A report released today by the Center for State Policy Analysis (cSPA) at Tufts University’s Tisch College describes a range of evidence-based options for fixing Massachusetts’ troubled unemployment insurance (UI) system.
Throughout the COVID-19 crisis, unemployment insurance has provided much-needed income to laid-off workers and bolstered the state’s economic recovery. However, because Massachusetts didn’t set aside enough money to cover these benefits when economic times were good, it has borrowed over $2 billion from the federal government-a substantial debt that will ultimately need to be repaid by Massachusetts businesses.
Without some fundamental fixes to the state’s unemployment insurance program, it will be hard to break this cycle of underfunding and costly borrowing.
Findings from the report include:
- Without legislative action, UI tax rates on employers are set to increase this year. Now may not be the optimal time to raise rates, given the ongoing struggles of many Massachusetts businesses.
- A short-term freeze in UI tax rates could be paired with longer term reforms aimed at building up reserves during good economic times, such as automatic tax increases when unemployment is low.
- While unemployment benefits are designed to keep up with wages, taxes are not; over time the needs of the system tend to outstrip contributions.
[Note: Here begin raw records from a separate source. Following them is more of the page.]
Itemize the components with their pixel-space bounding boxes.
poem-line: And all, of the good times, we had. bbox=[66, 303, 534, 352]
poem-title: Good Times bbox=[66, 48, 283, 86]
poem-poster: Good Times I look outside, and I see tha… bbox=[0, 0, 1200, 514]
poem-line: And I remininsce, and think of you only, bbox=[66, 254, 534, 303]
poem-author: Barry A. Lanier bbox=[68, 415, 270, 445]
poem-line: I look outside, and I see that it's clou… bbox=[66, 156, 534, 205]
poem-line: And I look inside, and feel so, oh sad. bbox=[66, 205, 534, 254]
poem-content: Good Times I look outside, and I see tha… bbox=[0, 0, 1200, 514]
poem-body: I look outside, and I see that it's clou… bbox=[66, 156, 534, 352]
Technical fixes could make a big difference, including indexing the taxable wage base-a shift that would also limit the degree to which small, low-wage businesses subsidize large ones.
- Adding a tax on employees – as is done for Social Security and Medicare – could generate much-needed funding.
- Massachusetts offers some UI benefits that seem out of line with the rest of the nation. For instance, Massachusetts is the only state that provides support for more than 26 weeks, and its system is open to workers with relatively little recent work history. Despite these provisions, typical benefits in Massachusetts follow the broad rule of thumb that unemployment insurance should replace about half of lost wages.
- Businesses with a history of layoffs pay higher UI tax rates. However, the maximum tax rates may still be too low to ensure that all businesses really pay their fair share.
“Swift action is needed to address the debt Massachusetts has accrued,” said Evan Horowitz, executive director of cSPA. “But now is also a good time for broader fixes, so that the state doesn’t keep falling into this same hole. And since unemployment insurance is a state-federal partnership, there’s lots of research and experimentation around the country that can guide the Commonwealth towards a better-functioning program.”
cSPA provides expert, nonpartisan analysis of legislative proposals and ballot questions in Massachusetts. It is governed by Tufts University and guided by a bipartisan advisory group. cSPA is largely funded by Tisch College; it also has a diverse group of smaller funding sources from across the political spectrum. These funders have no involvement in cSPA’s research.